At 0400 the vantage point from the tower was used to great effect in calling in artillery.  From this position, entrenched positions of hundreds of enemy were spotted, as well as large emergency  units 700 meters out.  Grasshopper Bravo fired 'battery 2's' on command onto troops in the open.  Also from the tower over a thousand M-79 rounds were fired, Popeye blew one gook in half, later during the battle a enemy round tore the  M-79's------ hitting RPG's, troops and mortar tubes.  Everything the enemy had was aimed at the tower but somehow the tower stood.

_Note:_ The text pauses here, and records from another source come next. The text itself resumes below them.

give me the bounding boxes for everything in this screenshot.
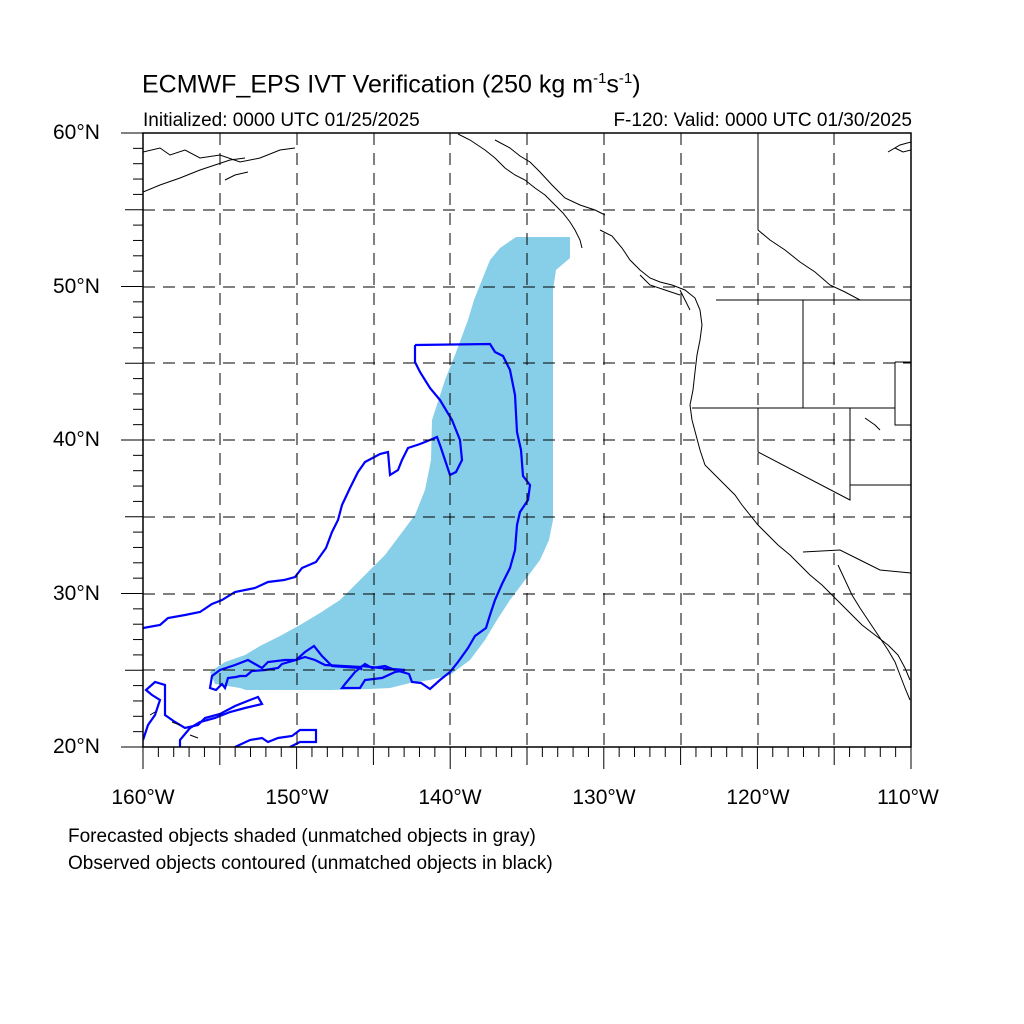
- chart-title: ECMWF_EPS IVT Verification (250 kg m-1s-…: [142, 70, 641, 99]
- lon-label-120w: 120°W: [726, 786, 790, 809]
- lat-label-40: 40°N: [53, 428, 100, 451]
- legend-note-observed: Observed objects contoured (unmatched ob…: [68, 853, 553, 874]
- lon-label-140w: 140°W: [418, 786, 482, 809]
- lat-lon-grid: [143, 133, 911, 747]
- axis-ticks: [121, 132, 912, 769]
- lon-label-160w: 160°W: [111, 786, 175, 809]
- legend-note-forecast: Forecasted objects shaded (unmatched obj…: [68, 826, 536, 847]
- lat-label-30: 30°N: [53, 582, 100, 605]
- coastline-layer: [143, 133, 911, 739]
- observed-ivt-contour-main: [208, 342, 532, 692]
- lat-label-60: 60°N: [53, 121, 100, 144]
- forecast-ivt-object: [210, 237, 570, 690]
- initialized-time: Initialized: 0000 UTC 01/25/2025: [143, 110, 420, 131]
- lon-label-150w: 150°W: [265, 786, 329, 809]
- lat-label-20: 20°N: [53, 735, 100, 758]
- valid-time: F-120: Valid: 0000 UTC 01/30/2025: [613, 110, 912, 131]
- lon-label-130w: 130°W: [572, 786, 636, 809]
- observed-ivt-contour-west: [143, 345, 464, 630]
- observed-ivt-contour-south: [143, 680, 318, 747]
- lon-label-110w: 110°W: [877, 786, 939, 809]
- lat-label-50: 50°N: [53, 275, 100, 298]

The crews manning three machine guns accounted for two RPG's, six machine guns, in general, helped keep eight enemy companies pinned down.  On the line, LAAWS were distributed and probable targets were pointed out and blasted.

Superb coordination among the three rifle squads enabled us to shift troops to the particular areas that were being beleaguered at that time and to maintain equal ammunition distribution.  At no time did any man display anything but calm courage, and heroism was almost commonplace.  One corpsman was critically wounded he got hit in the same explosion that knocked me down and wounded me the second time.  He was right behind me, I heard he later died early in the battle, and the remaining corpsman single handedly treated nearly every person on the lines.  Every helmet and flack jacket was dented or cut from bullets or shrapnel, and nearly every man was in some way wounded in the limbs.  Each rifleman had discharged upwards of three thousand well aimed shots.  Each machine gun had fired rapid fire continuously for hours with only one barrel per gun, and although each barrel was white with heat, fortunately, not one gun jammed.

10.    Results   

        a.    Casualties sustained

                1.    KIA

                        (a)    1 from 2 squads of 1st Plt, Co D, 1/4, 3d MarDiv   

                        (b)    1 from 1st squad of 3rd Plt, 2/9, 3d MarDiv

                        (c)    2 from 11th Engineers   

                        (d)    3 Army

                        (e)    Total - 7

                2.    WIA   

                        (a)    3 from 2 squads of 1st Plt, Co D, 1/4 required hospitalization, 1 being medevaced

                        (b)    8 from 1st squad, 3rd Plt, Co E, 2/9

                        (c)    3 from 11th Engineers

                        (d)    Total - 14

        b.    Casualties inflicted

                (1)    Confirmed KIA's - 144

                        (a)    Due to the NVA tactic of digging graves before the battle and burying their dead before first light, and the fact that we later discovered countless trails of bodies being dragged away and about one hundred mutilated extra helmets, we can assume that an additional hundred are hidden and buried.

        c.    POW's - 30

        d.    Captured materials

                (1)    67 weapons including Chicoms, machine guns, RPG-7's, 3 82mm mortar tubes, 2 recoilless rifles, rifle grenades.  Additionally there were 100 French and Chicom grenades, 17 satchel charges, several Bangalore torpedoes, rolls of communication wire, personal fighting gear, documents and medical supplies. they cheated us out of those weapons, everybody's mad about it. I didn't get that AK-43

11.    Administrative Matters

        a.    Supply - none; ceiling was too low to lift in supplies

        b.    Treatment of casualties - first aid administered for all wounded

        c.    Medevacs - none until after the battle was over - estimated 10 Marines

12.    Commander's Analysis

        that three rifle squads with one-third of their perimeter deserted not only held off but also virtually destroyed eight enemy rifle companies and silenced five additional supporting companies does, I think, speak for itself.  The success of the platoon was due in part to the selfless valor of every man and above the ability to find new sources of ammunition unknown to personel ------- to the compound.




D. J. LOSSKY, 1st Lt, Regt Adj


Well this is the official record, I guess.  Hope you get this Bill

From Don

I shouldn't be so humble, because I am so great.